The work performed since the beginning of the project encompasses the three specific objectives.
We studied the expression of novel Arabidopsis coding short Open Reading Frames during flower development, and found evidence of differential expression for many of them. Molecular characterization of the corresponding transcriptional units indicated that a fraction of those correspond to novel un-annotated genes, and analyses of their promoter sequences showed that their expression is regulated in a spatially and temporally defined manner.
To characterize the flower development gene regulatory network and to identify targets of the known regulators, we focused first on APETALA1 (AP1). AP1 is a MADS-domain transcription factor that controls the onset of Arabidopsis flower development and that, in addition, participates in the specification of sepals and petals. To understand the molecular mechanisms underlying AP1 function, we identified its target genes during floral initiation using a combination of gene expression profiling and genome-wide binding (ChIP-Seq) studies. Many of its targets encode transcriptional regulators, including known floral repressors. The latter genes are down-regulated by AP1, suggesting that it initiates floral development by abrogating the inhibitory effects of these genes. While AP1 acts predominantly as a transcriptional repressor during the earliest stages of flower development, at more advanced stages it also activates regulatory genes required for floral organ formation, indicating a dynamic mode of action. Our results further imply that AP1 orchestrates floral initiation by integrating growth, patterning and hormonal pathways. In summary, AP1 acts as a true hub in the regulatory network mediating the switch from floral induction to flower formation. This part of the project was performed in collaboration with Dr Frank Wellmer, (Smurfit Institute of Genetics - Trinity College, Dublin, Ireland) and with Prof Gerco Angenent (Plant Research International, Wageningen, The Netherlands). The results were published in Science:
Kaufmann, K., Wellmer, F., Muiño, J.M. Ferrier, T., Wuest, S.E. Kumar, V., Serrano-Mislata, A., Madueño, F., Krajewski, P., Meyerowitz, E.M. Angenent, G.C. and Riechmann, J.L. (2010) Orchestration of floral initiation by APETALA1. Science 328, 85-89.
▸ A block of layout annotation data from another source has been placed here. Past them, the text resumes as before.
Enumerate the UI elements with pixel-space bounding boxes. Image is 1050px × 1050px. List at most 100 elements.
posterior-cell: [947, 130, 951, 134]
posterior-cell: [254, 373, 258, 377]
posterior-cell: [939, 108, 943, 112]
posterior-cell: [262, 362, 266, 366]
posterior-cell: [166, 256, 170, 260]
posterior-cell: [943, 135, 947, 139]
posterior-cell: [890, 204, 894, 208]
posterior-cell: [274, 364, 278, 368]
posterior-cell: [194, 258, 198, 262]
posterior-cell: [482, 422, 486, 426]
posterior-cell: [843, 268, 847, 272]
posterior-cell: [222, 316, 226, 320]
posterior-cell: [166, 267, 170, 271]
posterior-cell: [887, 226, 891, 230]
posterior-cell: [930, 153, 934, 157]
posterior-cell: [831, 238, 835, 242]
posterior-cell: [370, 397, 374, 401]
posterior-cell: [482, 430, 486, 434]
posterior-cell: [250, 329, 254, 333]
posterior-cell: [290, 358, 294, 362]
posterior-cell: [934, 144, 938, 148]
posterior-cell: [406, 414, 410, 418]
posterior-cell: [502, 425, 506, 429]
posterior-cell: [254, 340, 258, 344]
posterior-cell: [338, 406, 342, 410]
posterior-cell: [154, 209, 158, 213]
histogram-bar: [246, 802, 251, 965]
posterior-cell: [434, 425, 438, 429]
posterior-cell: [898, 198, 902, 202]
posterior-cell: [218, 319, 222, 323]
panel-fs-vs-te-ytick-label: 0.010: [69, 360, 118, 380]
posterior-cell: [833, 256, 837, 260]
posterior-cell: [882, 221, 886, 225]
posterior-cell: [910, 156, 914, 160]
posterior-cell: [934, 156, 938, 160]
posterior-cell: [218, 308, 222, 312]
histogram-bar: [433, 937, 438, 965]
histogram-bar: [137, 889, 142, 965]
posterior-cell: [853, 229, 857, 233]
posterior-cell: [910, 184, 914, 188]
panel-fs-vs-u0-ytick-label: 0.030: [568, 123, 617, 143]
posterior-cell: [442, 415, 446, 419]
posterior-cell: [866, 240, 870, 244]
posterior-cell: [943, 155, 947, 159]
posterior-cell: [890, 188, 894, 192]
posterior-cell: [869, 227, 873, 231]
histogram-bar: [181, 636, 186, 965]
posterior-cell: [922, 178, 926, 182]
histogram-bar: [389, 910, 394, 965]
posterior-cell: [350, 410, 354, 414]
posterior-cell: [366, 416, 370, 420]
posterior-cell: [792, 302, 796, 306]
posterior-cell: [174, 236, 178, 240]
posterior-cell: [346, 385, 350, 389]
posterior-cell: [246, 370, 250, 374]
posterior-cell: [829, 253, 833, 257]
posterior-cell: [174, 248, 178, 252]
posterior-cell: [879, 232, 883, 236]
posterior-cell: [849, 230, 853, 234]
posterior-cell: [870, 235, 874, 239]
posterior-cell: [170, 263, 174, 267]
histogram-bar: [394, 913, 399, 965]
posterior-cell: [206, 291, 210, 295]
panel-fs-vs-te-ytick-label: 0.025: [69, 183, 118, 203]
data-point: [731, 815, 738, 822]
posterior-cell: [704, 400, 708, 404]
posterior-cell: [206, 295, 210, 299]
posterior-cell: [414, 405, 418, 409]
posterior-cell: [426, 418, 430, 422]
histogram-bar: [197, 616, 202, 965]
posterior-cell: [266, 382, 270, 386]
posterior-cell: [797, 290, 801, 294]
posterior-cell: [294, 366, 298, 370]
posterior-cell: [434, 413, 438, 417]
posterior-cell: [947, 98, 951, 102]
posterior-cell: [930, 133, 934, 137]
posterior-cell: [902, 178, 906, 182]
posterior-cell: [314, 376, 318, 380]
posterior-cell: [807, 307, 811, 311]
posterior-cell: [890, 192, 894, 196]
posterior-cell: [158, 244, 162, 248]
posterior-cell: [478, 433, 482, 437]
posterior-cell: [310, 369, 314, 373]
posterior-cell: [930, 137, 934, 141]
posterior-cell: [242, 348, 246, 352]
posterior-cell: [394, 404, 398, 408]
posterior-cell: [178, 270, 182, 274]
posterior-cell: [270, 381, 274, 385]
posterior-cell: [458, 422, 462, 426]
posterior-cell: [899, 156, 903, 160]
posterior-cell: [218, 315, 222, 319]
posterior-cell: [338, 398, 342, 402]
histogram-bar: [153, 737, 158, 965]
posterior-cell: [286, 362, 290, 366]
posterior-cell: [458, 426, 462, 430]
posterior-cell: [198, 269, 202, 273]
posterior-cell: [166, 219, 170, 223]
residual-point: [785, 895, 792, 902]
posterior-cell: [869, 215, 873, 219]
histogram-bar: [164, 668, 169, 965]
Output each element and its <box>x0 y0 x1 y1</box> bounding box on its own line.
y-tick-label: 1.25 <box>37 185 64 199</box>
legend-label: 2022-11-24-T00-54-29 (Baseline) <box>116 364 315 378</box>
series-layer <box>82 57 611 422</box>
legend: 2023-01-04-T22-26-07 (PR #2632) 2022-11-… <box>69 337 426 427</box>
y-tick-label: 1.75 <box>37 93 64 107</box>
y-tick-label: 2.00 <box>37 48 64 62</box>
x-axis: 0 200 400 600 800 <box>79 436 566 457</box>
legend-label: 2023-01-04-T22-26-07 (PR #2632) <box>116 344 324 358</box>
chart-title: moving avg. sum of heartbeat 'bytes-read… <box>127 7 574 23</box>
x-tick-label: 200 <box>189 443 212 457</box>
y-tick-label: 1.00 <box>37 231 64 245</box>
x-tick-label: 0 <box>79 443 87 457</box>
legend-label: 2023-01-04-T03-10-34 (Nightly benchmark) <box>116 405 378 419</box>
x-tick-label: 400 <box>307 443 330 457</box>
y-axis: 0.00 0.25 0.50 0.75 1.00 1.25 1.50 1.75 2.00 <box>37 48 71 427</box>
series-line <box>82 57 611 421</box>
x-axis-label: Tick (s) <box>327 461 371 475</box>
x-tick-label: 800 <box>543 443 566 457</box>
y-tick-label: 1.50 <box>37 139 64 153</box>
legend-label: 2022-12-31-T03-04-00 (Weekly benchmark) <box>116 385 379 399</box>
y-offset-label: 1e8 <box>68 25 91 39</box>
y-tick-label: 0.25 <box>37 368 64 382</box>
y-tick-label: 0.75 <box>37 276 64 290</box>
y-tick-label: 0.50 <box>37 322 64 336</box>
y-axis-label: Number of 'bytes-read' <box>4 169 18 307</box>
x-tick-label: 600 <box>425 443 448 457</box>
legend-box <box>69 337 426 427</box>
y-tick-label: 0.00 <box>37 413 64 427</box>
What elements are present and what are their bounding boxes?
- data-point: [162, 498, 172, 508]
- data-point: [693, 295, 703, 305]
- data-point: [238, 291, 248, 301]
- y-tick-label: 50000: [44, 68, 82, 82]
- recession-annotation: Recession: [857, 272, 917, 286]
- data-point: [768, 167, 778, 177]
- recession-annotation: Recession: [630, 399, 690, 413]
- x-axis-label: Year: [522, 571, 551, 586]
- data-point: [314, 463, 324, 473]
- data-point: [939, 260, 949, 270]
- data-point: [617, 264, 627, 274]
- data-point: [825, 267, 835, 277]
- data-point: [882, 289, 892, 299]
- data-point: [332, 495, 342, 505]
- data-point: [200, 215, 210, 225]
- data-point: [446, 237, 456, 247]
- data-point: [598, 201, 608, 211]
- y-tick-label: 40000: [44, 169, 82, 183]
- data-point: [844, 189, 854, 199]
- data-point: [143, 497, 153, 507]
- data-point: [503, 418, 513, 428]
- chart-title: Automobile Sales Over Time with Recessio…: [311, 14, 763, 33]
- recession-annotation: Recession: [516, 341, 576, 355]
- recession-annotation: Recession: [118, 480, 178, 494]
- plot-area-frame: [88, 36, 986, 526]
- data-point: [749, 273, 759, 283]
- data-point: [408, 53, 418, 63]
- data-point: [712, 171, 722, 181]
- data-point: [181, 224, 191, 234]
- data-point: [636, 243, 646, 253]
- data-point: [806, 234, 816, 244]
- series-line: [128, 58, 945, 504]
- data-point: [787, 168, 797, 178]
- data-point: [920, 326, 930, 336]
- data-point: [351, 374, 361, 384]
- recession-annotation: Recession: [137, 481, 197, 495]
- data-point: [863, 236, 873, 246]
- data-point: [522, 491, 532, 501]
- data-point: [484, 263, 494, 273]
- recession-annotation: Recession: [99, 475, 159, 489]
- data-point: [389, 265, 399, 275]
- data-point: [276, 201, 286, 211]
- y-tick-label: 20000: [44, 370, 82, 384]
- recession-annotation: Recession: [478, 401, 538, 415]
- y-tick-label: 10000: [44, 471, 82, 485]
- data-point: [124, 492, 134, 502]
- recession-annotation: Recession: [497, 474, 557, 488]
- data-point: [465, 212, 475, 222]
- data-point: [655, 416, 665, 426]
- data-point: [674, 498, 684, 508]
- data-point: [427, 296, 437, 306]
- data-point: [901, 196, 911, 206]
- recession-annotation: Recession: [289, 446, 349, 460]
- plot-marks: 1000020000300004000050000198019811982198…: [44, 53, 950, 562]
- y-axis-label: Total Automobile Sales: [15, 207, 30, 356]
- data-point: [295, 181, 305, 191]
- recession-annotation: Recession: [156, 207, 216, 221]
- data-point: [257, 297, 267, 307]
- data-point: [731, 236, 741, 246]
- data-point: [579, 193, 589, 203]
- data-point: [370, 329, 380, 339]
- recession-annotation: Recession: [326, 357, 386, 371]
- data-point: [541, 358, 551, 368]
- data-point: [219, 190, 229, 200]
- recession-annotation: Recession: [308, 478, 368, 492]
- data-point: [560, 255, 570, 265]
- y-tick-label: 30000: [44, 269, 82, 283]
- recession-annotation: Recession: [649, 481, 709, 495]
The study of the AP1 network identified many AP1 targets whose function is currently unknown, and that we are now characterizing using the functional genomics toolkit available in Arabidopsis.
In addition, we applied the ChIP-Seq technology to another developmental regulator, TOC1 - a component of the circadian clock. The results obtained indicated that TOC1 functions as a general repressor of oscillator gene expression, thus overturning the prevailing model of the Arabidopsis circadian clock in which TOC1 was considered an activator of a subset of oscillator genes. The results were published in Science:
Huang, W., Pérez-García, P., Pokhilko, A., Millar, A.J. Antoshechkin, I., Riechmann, J.L. and Mas, P. (2012) Mapping the Core of the Arabidopsis Circadian Clock Defines the Network Structure of the Oscillator. Science 336, 75-79.